Thirty years ago, I was the National Young Judaea pirsum, the same position held by my son Benjamin today. Ben asked me to write about what has changed, and what is the same, about Young Judaea.
During my time in Young Judaea. the movement was centered around local clubs, with YJ revolving around numerous weekly meetings in local synagogues and JCCs. The focus of those meetings tended to be on social icebreakers and games, and general discussions about Jewish identify – with more serious topics reserved for regional and national conventions. Today, while there are fewer local meetings, it seems to me the focus of the movement has broadened, as members are much more engaged with a broader spectrum of events in American life, from LGBT issues to environmentalism. The events are often far more sophisticated and complex. The idea of conventions all across the country, volunteering during alternative winter break, or lengthy kayaking and bicycle trips at camp were wholly unknown to us.

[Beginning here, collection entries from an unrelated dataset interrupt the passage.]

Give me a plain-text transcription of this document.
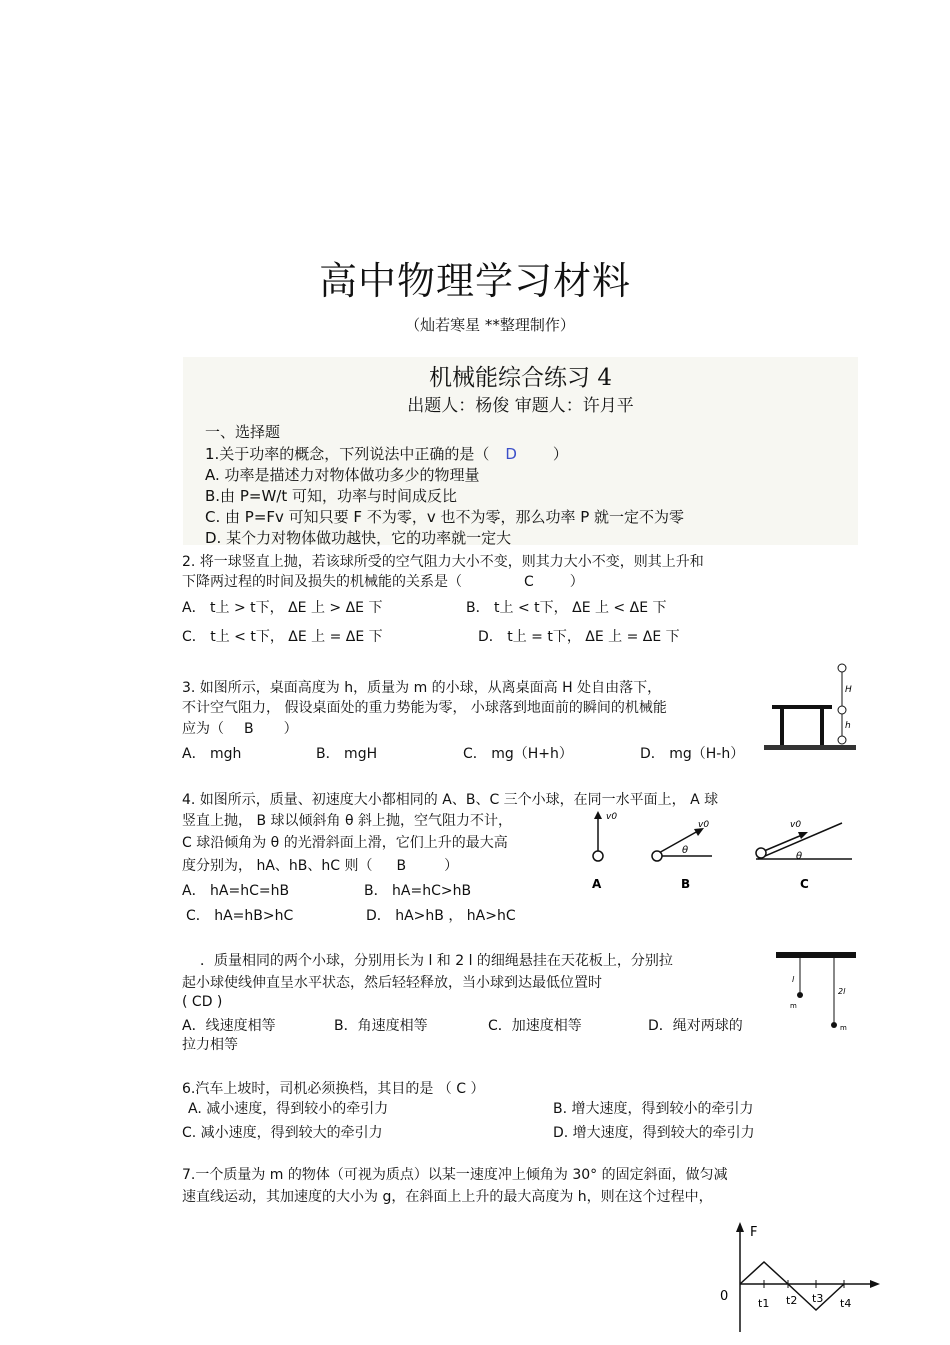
高中物理学习材料
（灿若寒星 **整理制作）
机械能综合练习 4
出题人：杨俊 审题人：许月平
一、选择题
1.关于功率的概念，下列说法中正确的是（ D ）
A. 功率是描述力对物体做功多少的物理量
B.由 P=W/t 可知，功率与时间成反比
C. 由 P=Fv 可知只要 F 不为零，v 也不为零，那么功率 P 就一定不为零
D. 某个力对物体做功越快，它的功率就一定大
2. 将一球竖直上抛，若该球所受的空气阻力大小不变，则其力大小不变，则其上升和
下降两过程的时间及损失的机械能的关系是（	C	）
A． t上 > t下， ΔE 上 > ΔE 下	B． t上 < t下， ΔE 上 < ΔE 下
C． t上 < t下， ΔE 上 = ΔE 下	D． t上 = t下， ΔE 上 = ΔE 下
3. 如图所示，桌面高度为 h，质量为 m 的小球，从离桌面高 H 处自由落下，
不计空气阻力， 假设桌面处的重力势能为零， 小球落到地面前的瞬间的机械能
应为（ B ）
A． mgh	B． mgH	C． mg（H+h）	D． mg（H-h）
H
h
4. 如图所示，质量、初速度大小都相同的 A、B、C 三个小球，在同一水平面上， A 球
竖直上抛， B 球以倾斜角 θ 斜上抛，空气阻力不计，
C 球沿倾角为 θ 的光滑斜面上滑，它们上升的最大高
度分别为， hA、hB、hC 则（ B	）
A． hA=hC=hB	B． hA=hC>hB
C． hA=hB>hC	D． hA>hB ， hA>hC
v0
A
v0
θ
B
v0
θ
C
．质量相同的两个小球，分别用长为 l 和 2 l 的细绳悬挂在天花板上，分别拉
起小球使线伸直呈水平状态，然后轻轻释放，当小球到达最低位置时
( CD )
A．线速度相等	B．角速度相等	C．加速度相等	D．绳对两球的
拉力相等
l
m
2l
m
6.汽车上坡时，司机必须换档，其目的是 （ C ）
A. 减小速度，得到较小的牵引力	B. 增大速度，得到较小的牵引力
C. 减小速度，得到较大的牵引力	D. 增大速度，得到较大的牵引力
7.一个质量为 m 的物体（可视为质点）以某一速度冲上倾角为 30° 的固定斜面，做匀减
速直线运动，其加速度的大小为 g，在斜面上上升的最大高度为 h，则在这个过程中，
F
0	t1 t2 t3 t4
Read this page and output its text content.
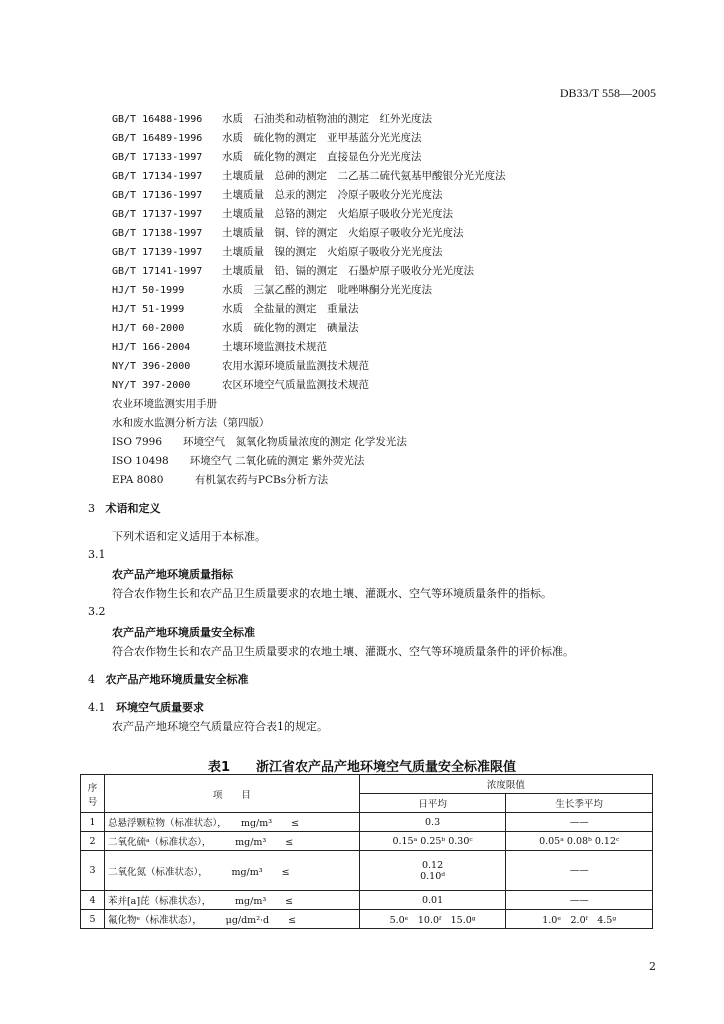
DB33/T 558—2005
GB/T 16488-1996 水质　石油类和动植物油的测定　红外光度法
GB/T 16489-1996 水质　硫化物的测定　亚甲基蓝分光光度法
GB/T 17133-1997 水质　硫化物的测定　直接显色分光光度法
GB/T 17134-1997 土壤质量　总砷的测定　二乙基二硫代氨基甲酸银分光光度法
GB/T 17136-1997 土壤质量　总汞的测定　冷原子吸收分光光度法
GB/T 17137-1997 土壤质量　总铬的测定　火焰原子吸收分光光度法
GB/T 17138-1997 土壤质量　铜、锌的测定　火焰原子吸收分光光度法
GB/T 17139-1997 土壤质量　镍的测定　火焰原子吸收分光光度法
GB/T 17141-1997 土壤质量　铅、镉的测定　石墨炉原子吸收分光光度法
HJ/T 50-1999	水质　三氯乙醛的测定　吡唑啉酮分光光度法
HJ/T 51-1999	水质　全盐量的测定　重量法
HJ/T 60-2000	水质　硫化物的测定　碘量法
HJ/T 166-2004	土壤环境监测技术规范
NY/T 396-2000	农用水源环境质量监测技术规范
NY/T 397-2000	农区环境空气质量监测技术规范
农业环境监测实用手册
水和废水监测分析方法（第四版）
ISO 7996　　环境空气　氮氧化物质量浓度的测定 化学发光法
ISO 10498　　环境空气 二氧化硫的测定 紫外荧光法
EPA 8080　　　有机氯农药与PCBs分析方法
3 术语和定义
下列术语和定义适用于本标准。
3.1
农产品产地环境质量指标
符合农作物生长和农产品卫生质量要求的农地土壤、灌溉水、空气等环境质量条件的指标。
3.2
农产品产地环境质量安全标准
符合农作物生长和农产品卫生质量要求的农地土壤、灌溉水、空气等环境质量条件的评价标准。
4 农产品产地环境质量安全标准
4.1 环境空气质量要求
农产品产地环境空气质量应符合表1的规定。
表1　　浙江省农产品产地环境空气质量安全标准限值
序
号	项　　目	浓度限值	
		日平均	生长季平均
1	总悬浮颗粒物（标准状态），　　mg/m³　　≤	0.3	——
2	二氧化硫ᵃ（标准状态），　　　mg/m³　　≤	0.15ᵃ 0.25ᵇ 0.30ᶜ	0.05ᵃ 0.08ᵇ 0.12ᶜ
3	二氧化氮（标准状态），　　　mg/m³　　≤	0.12
0.10ᵈ	——
4	苯并[a]芘（标准状态），　　　mg/m³　　≤	0.01	——
5	氟化物ᵉ（标准状态），　　　μg/dm²·d　　≤	5.0ᵉ　10.0ᶠ　15.0ᵍ	1.0ᵉ　2.0ᶠ　4.5ᵍ
2
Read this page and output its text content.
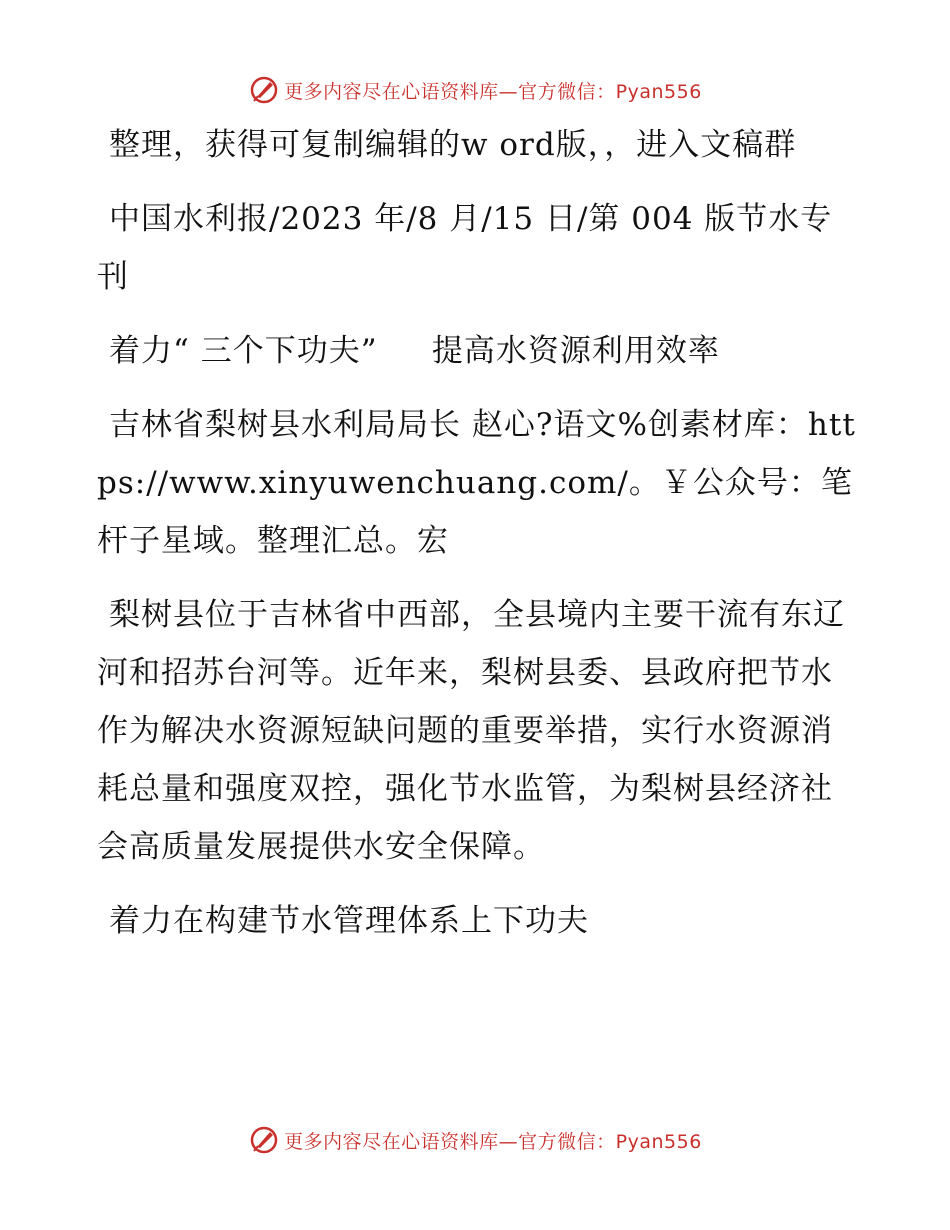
更多内容尽在心语资料库—官方微信：Pyan556

整理，获得可复制编辑的w ord版，，进入文稿群

中国水利报/2023 年/8 月/15 日/第 004 版节水专刊

着力“ 三个下功夫”     提高水资源利用效率

吉林省梨树县水利局局长 赵心?语文%创素材库：https://www.xinyuwenchuang.com/。￥公众号：笔杆子星域。整理汇总。宏

梨树县位于吉林省中西部，全县境内主要干流有东辽河和招苏台河等。近年来，梨树县委、县政府把节水作为解决水资源短缺问题的重要举措，实行水资源消耗总量和强度双控，强化节水监管，为梨树县经济社会高质量发展提供水安全保障。

着力在构建节水管理体系上下功夫

更多内容尽在心语资料库—官方微信：Pyan556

Like every other aspect of our lives, Young Judaea has also been transformed by technology and social media. When I edited the Young Judaea newspaper, I had to send each article to an outside printer to be turned into justified columns, and then had to cut out the columns with scissors, glue them to yellowing grids of newsprint with rubber cement, and take them 1 ½ hours each way by subway to our publisher in Brooklyn so the edition could be printed. Today, I watch as Ben posts his articles on facebook by the click of a mouse. (A cliche, I know, but there is no way to exaggerate the change.)
One thing that seems to have changed little, though, is the nature of the kids who participate in the movement. I recognize in Ben’s friends the same kind of smart, funny, decent, friendly, quirky, and socially conscious individuals that I remember from back in the day. And they share the same wonderful sense of community that Young Judaea is so particularly adept at fostering.
*Note: This is David Weinstein, a Judge for the New York Court of Claims in Albany, NY, not David Weinstein, director of Camp Tel Yehudah.